加えて、ネコは、シソ科のハーブとして知られる「キャットニップ(別名:イヌハッカ)」にもマタタビ反応を示すことから、マタタビとキャットニップの有効成分の比較も実施。その結果、傷ついたマタタビの有効成分は40分の1の量でも、傷ついたキャットニップに匹敵するほど強い活性を示したという。これは、傷ついたマタタビの方が傷ついたキャットニップよりも等量当たりの活性が強いことを意味するという。
研究チームによると、ネコに対するこれらの有効成分の作用機序は未解明だが、ネコに対する活性が強くなるのは、傷ついたマタタビに特有な組成比でネペタラクトールとマタタビラクトン類を混ぜたときだけで、キャットニップのネペタラクトンとマタタビラクトン類を混ぜても活性は強くならないという。これは、マタタビとキャットニップでは、有効成分の量と組成が違うだけでなく、ネコに対する作用の仕方も少し異なっていることを意味する結果といえるとしている。

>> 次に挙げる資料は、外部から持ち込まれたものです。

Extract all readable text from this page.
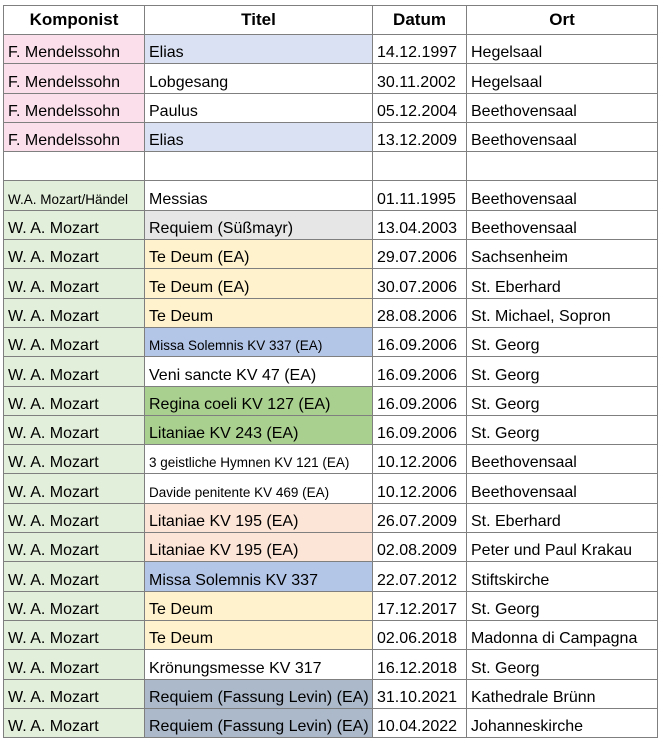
Komponist	Titel	Datum	Ort
F. Mendelssohn	Elias	14.12.1997	Hegelsaal
F. Mendelssohn	Lobgesang	30.11.2002	Hegelsaal
F. Mendelssohn	Paulus	05.12.2004	Beethovensaal
F. Mendelssohn	Elias	13.12.2009	Beethovensaal

W.A. Mozart/Händel	Messias	01.11.1995	Beethovensaal
W. A. Mozart	Requiem (Süßmayr)	13.04.2003	Beethovensaal
W. A. Mozart	Te Deum (EA)	29.07.2006	Sachsenheim
W. A. Mozart	Te Deum (EA)	30.07.2006	St. Eberhard
W. A. Mozart	Te Deum	28.08.2006	St. Michael, Sopron
W. A. Mozart	Missa Solemnis KV 337 (EA)	16.09.2006	St. Georg
W. A. Mozart	Veni sancte KV 47 (EA)	16.09.2006	St. Georg
W. A. Mozart	Regina coeli KV 127 (EA)	16.09.2006	St. Georg
W. A. Mozart	Litaniae KV 243 (EA)	16.09.2006	St. Georg
W. A. Mozart	3 geistliche Hymnen KV 121 (EA)	10.12.2006	Beethovensaal
W. A. Mozart	Davide penitente KV 469 (EA)	10.12.2006	Beethovensaal
W. A. Mozart	Litaniae KV 195 (EA)	26.07.2009	St. Eberhard
W. A. Mozart	Litaniae KV 195 (EA)	02.08.2009	Peter und Paul Krakau
W. A. Mozart	Missa Solemnis KV 337	22.07.2012	Stiftskirche
W. A. Mozart	Te Deum	17.12.2017	St. Georg
W. A. Mozart	Te Deum	02.06.2018	Madonna di Campagna
W. A. Mozart	Krönungsmesse KV 317	16.12.2018	St. Georg
W. A. Mozart	Requiem (Fassung Levin) (EA)	31.10.2021	Kathedrale Brünn
W. A. Mozart	Requiem (Fassung Levin) (EA)	10.04.2022	Johanneskirche
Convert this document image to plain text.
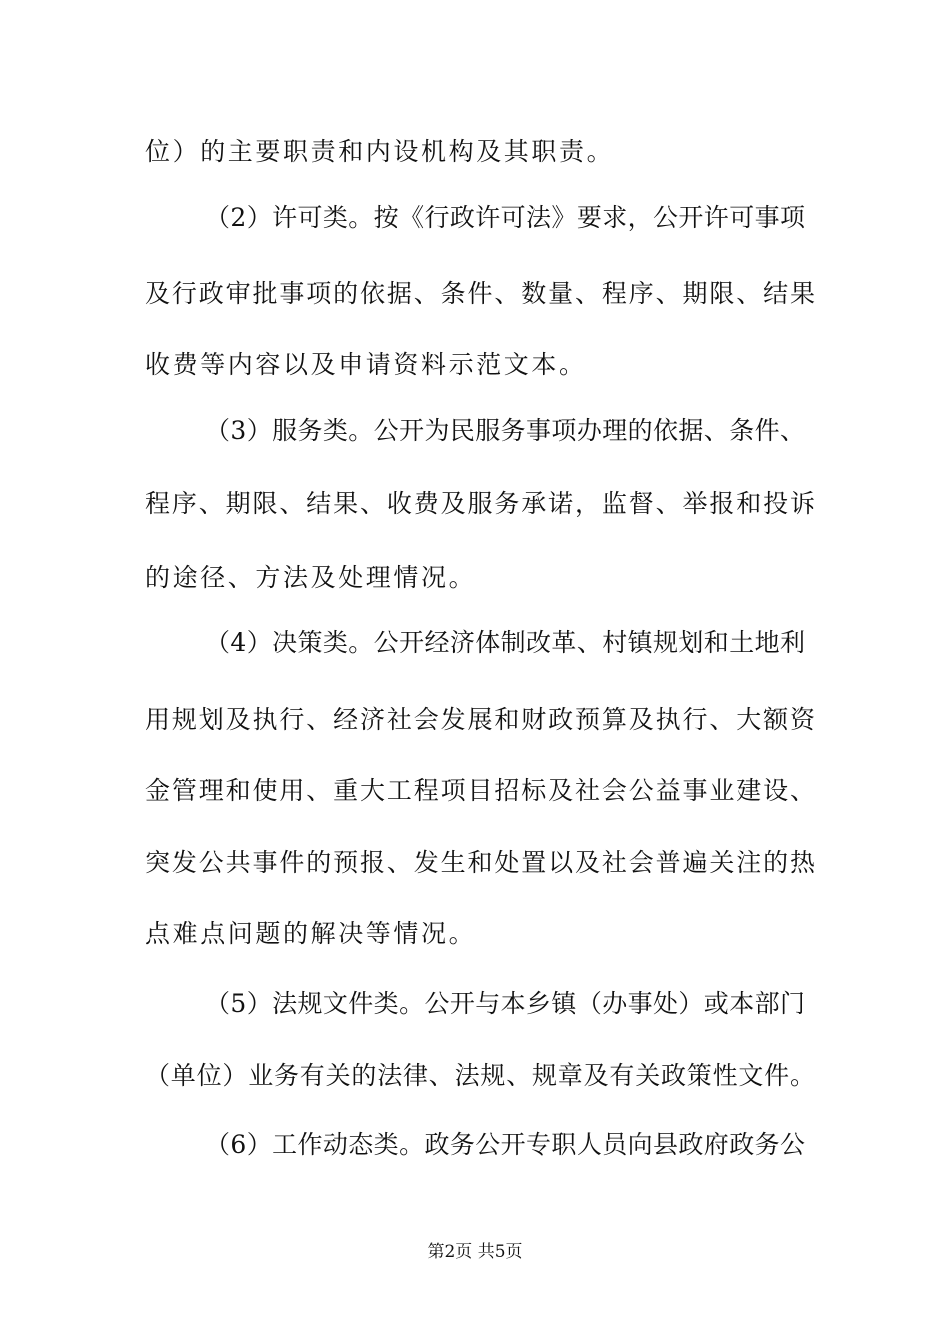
位）的主要职责和内设机构及其职责。
（2）许可类。按《行政许可法》要求，公开许可事项
及行政审批事项的依据、条件、数量、程序、期限、结果
收费等内容以及申请资料示范文本。
（3）服务类。公开为民服务事项办理的依据、条件、
程序、期限、结果、收费及服务承诺，监督、举报和投诉
的途径、方法及处理情况。
（4）决策类。公开经济体制改革、村镇规划和土地利
用规划及执行、经济社会发展和财政预算及执行、大额资
金管理和使用、重大工程项目招标及社会公益事业建设、
突发公共事件的预报、发生和处置以及社会普遍关注的热
点难点问题的解决等情况。
（5）法规文件类。公开与本乡镇（办事处）或本部门
（单位）业务有关的法律、法规、规章及有关政策性文件。
（6）工作动态类。政务公开专职人员向县政府政务公
第2页 共5页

このほか、マタタビの無傷の葉と傷ついた葉の有効成分を用いて、ヒトスジシマカに対する忌避活性が調べられたところ、どちらの有効成分も蚊を忌避したが、傷ついたマタタビ有効成分の方が低濃度でも早くから蚊を忌避できる即効性があることが判明。この点からもネコによる舐め噛み行動は、マタタビの防虫効果そのものを高めていることが示されたとする。
これらの結果を踏まえ、研究チームでは、ネコはマタタビとキャットニップそれぞれの植物に含まれている蚊の忌避成分を最も効果的に利用できるように、舐め噛みと擦り付けからなる行動様式や有効成分を特異的に受容する嗅覚を獲得してきたと考えられるとしており、この成果は、今後、なぜネコ科動物だけがマタタビ反応を示すようになったのかという、最大の謎を解く手がかりを与えてくれるものだとしている。